Christians around the world today are celebrating the 500th anniversary of the Protestant Reformation. On October 31, 1517, Martin Luther nailed his 95 Theses to the door of the Castle Church in Wittenberg, Germany.  Several martyrs were burned at the stake for questioning the authority and practices of the church, which set the stage for Luther’s official “protest.”  In his theses, Luther questioned and refuted some of the benchmark practices and theology of the Catholic Church at that time.  At the heart of his 95 Theses were the issues of selling indulgences for absolving sin as well as obtaining salvation by works, rather than relying on God’s grace and mercy alone.

Out of the Reformation we received the 5 Solas (Latin meaning – alone or only) which are now guiding principles in most Protestant and Evangelical churches today:

  • Sola Scriptura (by Scripture alone)
  • Solo Christo (by Christ alone)
  • Sola Gratia (by Grace alone)
  • Solo Fine (by Faith alone)
  • Soli Deo Gloria (by Glory to God alone)

We are blessed by the fact that we can teach these Latin phrases as well as the significance and outcomes of the Reformation this week in our classes and chapels.

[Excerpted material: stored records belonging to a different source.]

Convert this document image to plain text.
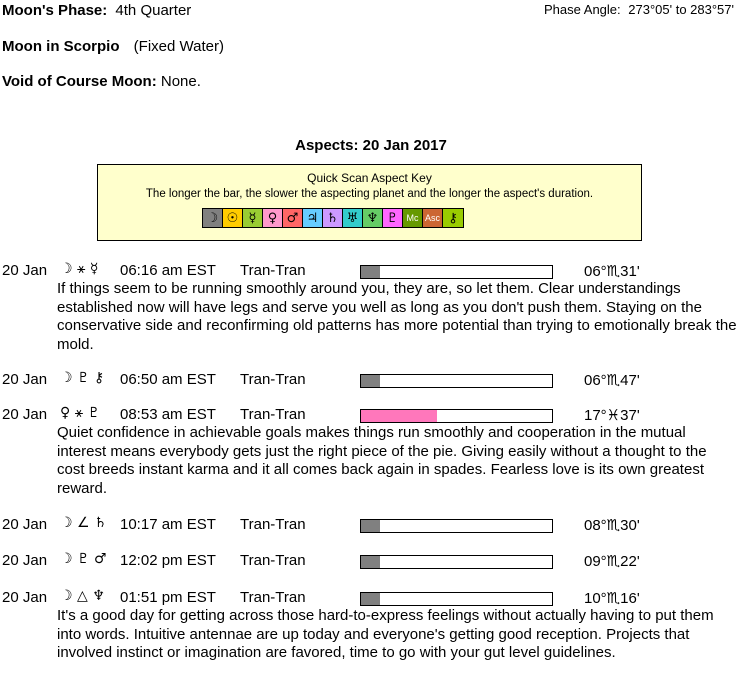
Moon's Phase: 4th Quarter	Phase Angle: 273°05' to 283°57'
Moon in Scorpio (Fixed Water)
Void of Course Moon: None.
Aspects: 20 Jan 2017
Quick Scan Aspect Key
The longer the bar, the slower the aspecting planet and the longer the aspect's duration.
☽ ☉ ☿ ♀ ♂ ♃ ♄ ♅ ♆ ♇ Mc Asc ⚷
20 Jan ☽ ⚹ ☿ 06:16 am EST Tran-Tran	06°♏31'
If things seem to be running smoothly around you, they are, so let them. Clear understandings established now will have legs and serve you well as long as you don't push them. Staying on the conservative side and reconfirming old patterns has more potential than trying to emotionally break the mold.
20 Jan ☽ ♇ ⚷ 06:50 am EST Tran-Tran	06°♏47'
20 Jan ♀ ⚹ ♇ 08:53 am EST Tran-Tran	17°♓37'
Quiet confidence in achievable goals makes things run smoothly and cooperation in the mutual interest means everybody gets just the right piece of the pie. Giving easily without a thought to the cost breeds instant karma and it all comes back again in spades. Fearless love is its own greatest reward.
20 Jan ☽ ∠ ♄ 10:17 am EST Tran-Tran	08°♏30'
20 Jan ☽ ♇ ♂ 12:02 pm EST Tran-Tran	09°♏22'
20 Jan ☽ △ ♆ 01:51 pm EST Tran-Tran	10°♏16'
It's a good day for getting across those hard-to-express feelings without actually having to put them into words. Intuitive antennae are up today and everyone's getting good reception. Projects that involved instinct or imagination are favored, time to go with your gut level guidelines.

The Reformation revolutionized Western civilization and God’s Word became considerably more accessible to the common people. Up to 99% of people living during the sixteenth century were either illiterate or did not understand Latin, the primary language in which the Bible was read. 

We should not only look back with gratitude for people like Martin Luther, John Calvin, John Knox, John Wycliffe and so many other martyrs who often gave up their lives for the accurate teaching of God’s Word; we also look to the present as we see how the Gospel has transformed the world.  Pastor Kevin DeYoung (Matthews, NC) powerfully describes this change as he states, “Who but God could have foreseen the triumphs of the Gospel in the last 500 years – from the planting of Reformation Churches in the New World, to the explosion of Christianity in sub-Saharan Africa, to revival in Korea, to the endurance (and now spectacular) growth of the church in China…. Who but God could have known that once the Bible was translated into English and German and French it would also be translated into Albanian, Cambodian, Japanese, etc.”  

As unworthy as mankind is, God in his infinite power and mercy provided access to the most cherished message in the world today that only Christ can save and redeem us. His grace, our faith, and our repentance work in a beautiful way that brings salvation to us for all eternity.

As we ponder the significance, meaning and application of the Reformation that began 500 years ago, may we all “look unto Jesus, the author and finisher of our faith, who for the joy that was set before Him endured the cross” for all of us.